Ballade
à Larche
26-29 février 2004
En quittant le Tameye avec Chaussette (la petite voiture OPEL normalement garée à la Récampade), j'ai tourné à gauche vers Opio et Grasse. Avec cette voiture, l'autoroute ne présente aucun intérêt et il est préférable d'utiliser la route la plus courte. Donc la route Napoléon. Cette route est très bonne et à cette époque déserte. La conduite est agréable. Arrivé à Digne, je me suis arrêté devant Samten Dzong, la maison d'Alexandra David Neel. Par curiosité et l'espoir de trouver des éléments qui permettent de mieux comprendre la vie de cette femme exceptionnelle. On est reçu par une dame pleine d'enthousiasme qui vous rappelle la vie d'Alexandra et vous fait visiter un petit salon transformé en musée bouddhique. Ensuite on peut voir différentes affaires ayant appartenu à Alexandra, comme ses sacs de voyages en cuir, les bijoux qui lui conféraient le statut officiel de lama et autres objets. Il ne lui fallait pas beaucoup d'espace pour travailler à ses livres, méditer et dormir. Une chambre et un petit bureau attenant. On conserve sa table de camping où elle écrivait et sa lampe de chevet avec son abat jour en papier journal. Malgré l'argent que pouvait lui rapporter ses livres, une vie simple lui suffisait, avec seulement le rêve d'un nouveau voyage au Tibet ou en Chine. Elle avait fait renouveler son passeport à 90 ans (elle est morte à 101 ans). Evidemment elle lisait le sanscrit et parlait tibétain, pali, chinois, japonais, outre les langues européennes. Mais je me suis surtout attaché à deux ou trois photographie de son ermitage sur les pentes de l'Himalaya. Elle y a vécu un an, complètement isolée de tout pendant l'hiver, avec seulement une bonne provision de textes bouddhiques et de livres sanscrits ou tibétains.

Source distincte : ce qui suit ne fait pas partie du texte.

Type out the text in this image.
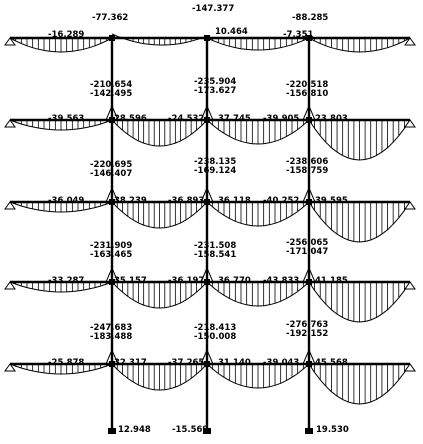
-16.289
-77.362
-147.377
10.464	-7.351
-88.285
-210.654 -142.495
-235.904 -173.627
-220.518 -156.810
-39.563	28.596 -24.532 37.745 -39.905 23.803
-220.695 -146.407
-238.135 -169.124
-238.606 -158.759
-36.049	38.239 -36.893 36.118 -40.252 39.595
-231.909 -163.465
-231.508 -158.541
-256.065 -171.047
-33.287	35.157 -36.197 36.770 -43.833 41.185
-247.683 -183.488
-218.413 -150.008
-276.763 -192.152
-25.878	32.317 -37.265 31.140 -39.043 45.568
12.948 -15.569	19.530
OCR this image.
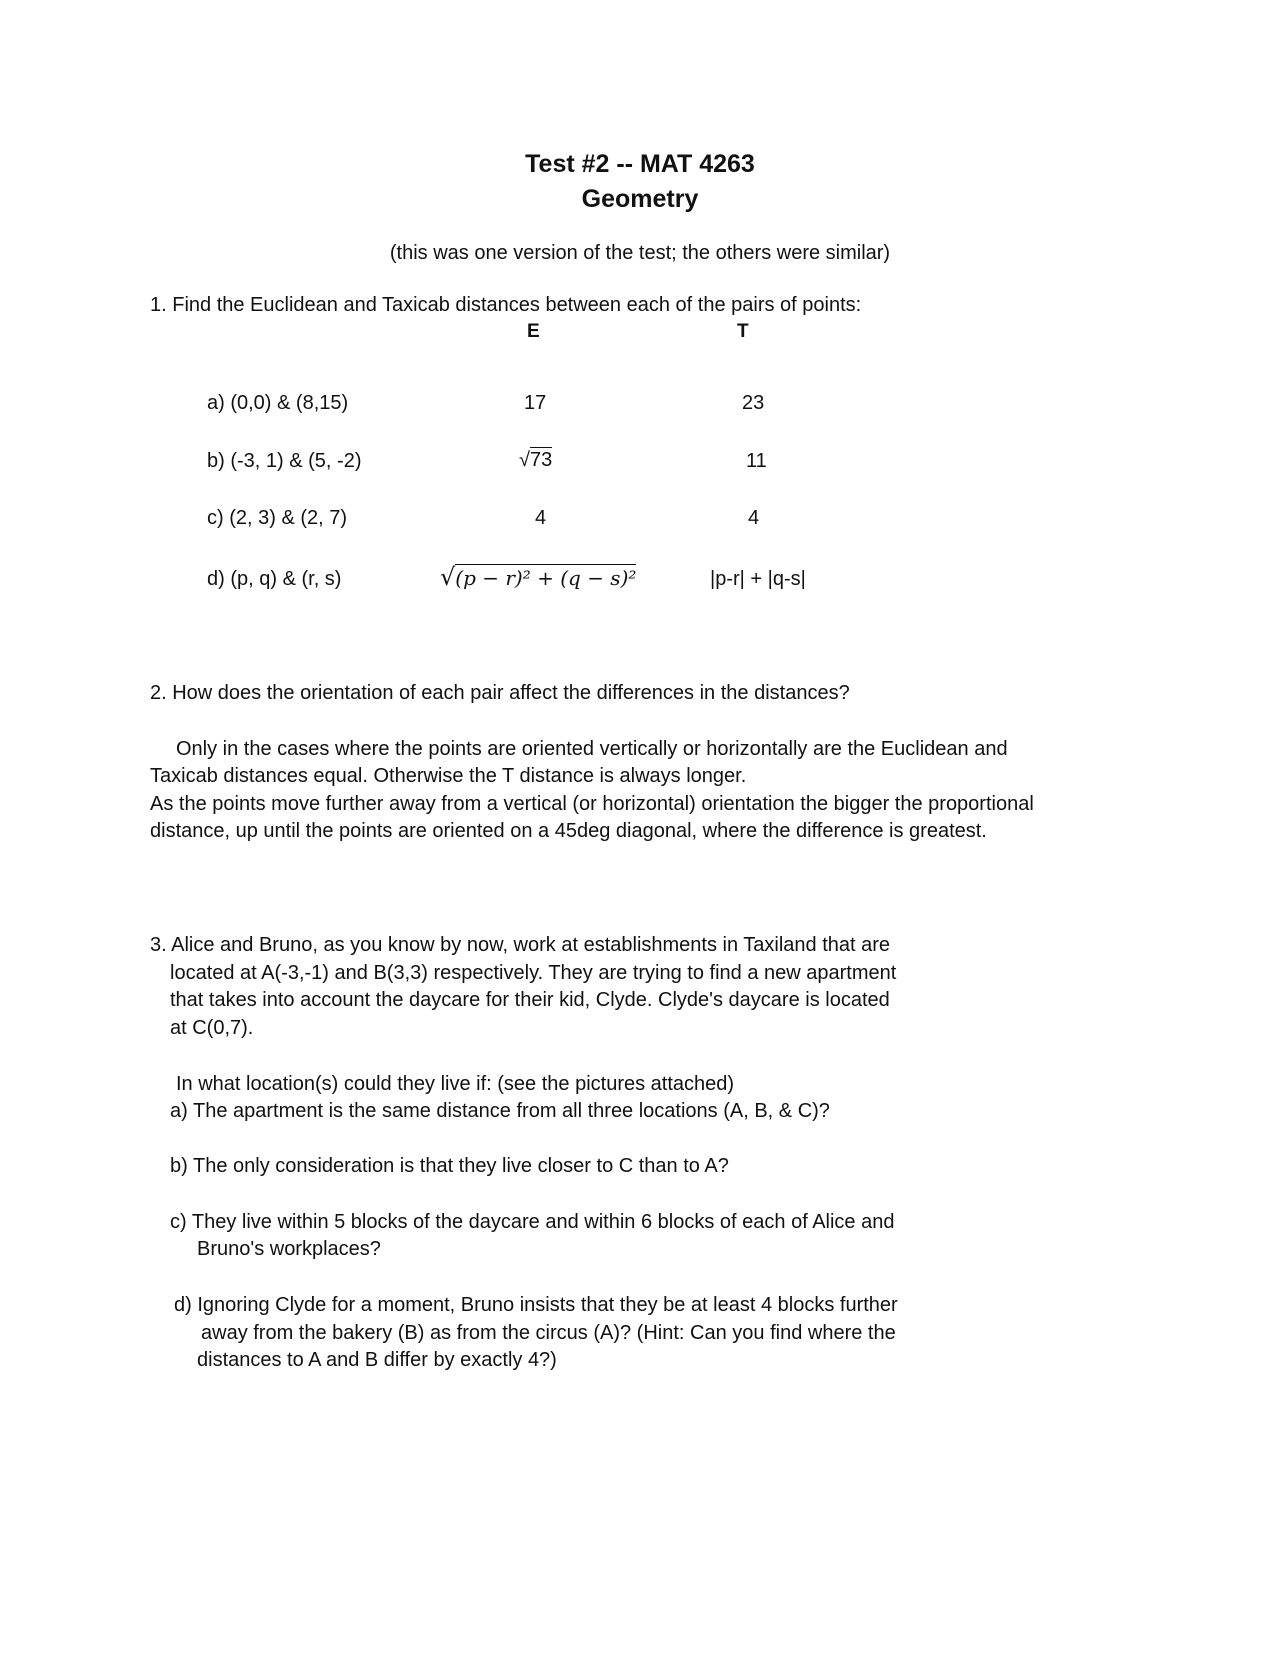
Test #2 -- MAT 4263
Geometry
(this was one version of the test; the others were similar)
1. Find the Euclidean and Taxicab distances between each of the pairs of points:
E	T
a) (0,0) & (8,15)	17	23
b) (-3, 1) & (5, -2)	√73	11
c) (2, 3) & (2, 7)	4	4
d) (p, q) & (r, s)	√(p − r)² + (q − s)²	|p-r| + |q-s|
2. How does the orientation of each pair affect the differences in the distances?
Only in the cases where the points are oriented vertically or horizontally are the Euclidean and
Taxicab distances equal. Otherwise the T distance is always longer.
As the points move further away from a vertical (or horizontal) orientation the bigger the proportional
distance, up until the points are oriented on a 45deg diagonal, where the difference is greatest.
3. Alice and Bruno, as you know by now, work at establishments in Taxiland that are
located at A(-3,-1) and B(3,3) respectively. They are trying to find a new apartment
that takes into account the daycare for their kid, Clyde. Clyde's daycare is located
at C(0,7).
In what location(s) could they live if: (see the pictures attached)
a) The apartment is the same distance from all three locations (A, B, & C)?
b) The only consideration is that they live closer to C than to A?
c) They live within 5 blocks of the daycare and within 6 blocks of each of Alice and
Bruno's workplaces?
d) Ignoring Clyde for a moment, Bruno insists that they be at least 4 blocks further
away from the bakery (B) as from the circus (A)? (Hint: Can you find where the
distances to A and B differ by exactly 4?)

Après cette visite, la route, toujours aussi tranquille, continue vers Barcelonnette. Barcelonnette en hiver est quasi désert. Rien à voir avec l'affluence touristique de l'été. Etant donné l'heure, l'endroit me paraît opportun pour un déjeuner confortable avant de prendre le chemin du Boisset. La plupart des restaurants sont fermés, mais le petit que je trouve au coin d'une rue est bien sympa. Les deux vieilles dames assises à la table à coté de moi sont enchantées d'avoir quelqu'un à qui parler. Toutes les deux ont bien sûr été au Mexique. L'une d'entre elles a même du sang aztèque dans les veines. J'ai ainsi appris qu'il existait en Louisiane une ville appelée Arnaudville, du nom des trois frères habitants de Jausier et qui sont les premiers à être partis vers le nouveau monde (en 1870 environ). Ils ont débarqué en Louisiane et créé cette ville. De là, deux d'entre eux ont continué jusqu'au Mexique. A Mexico ils ont créé une industrie textile prospère et ont commencé à faire venir leur compatriotes de la vallée de Barcelonnette. En entrant à Jausier une pancarte annonce que la ville est jumelée avec Arnaudville. Maintenant je sais pourquoi, mais Henri devait savoir tout cela depuis longtemps.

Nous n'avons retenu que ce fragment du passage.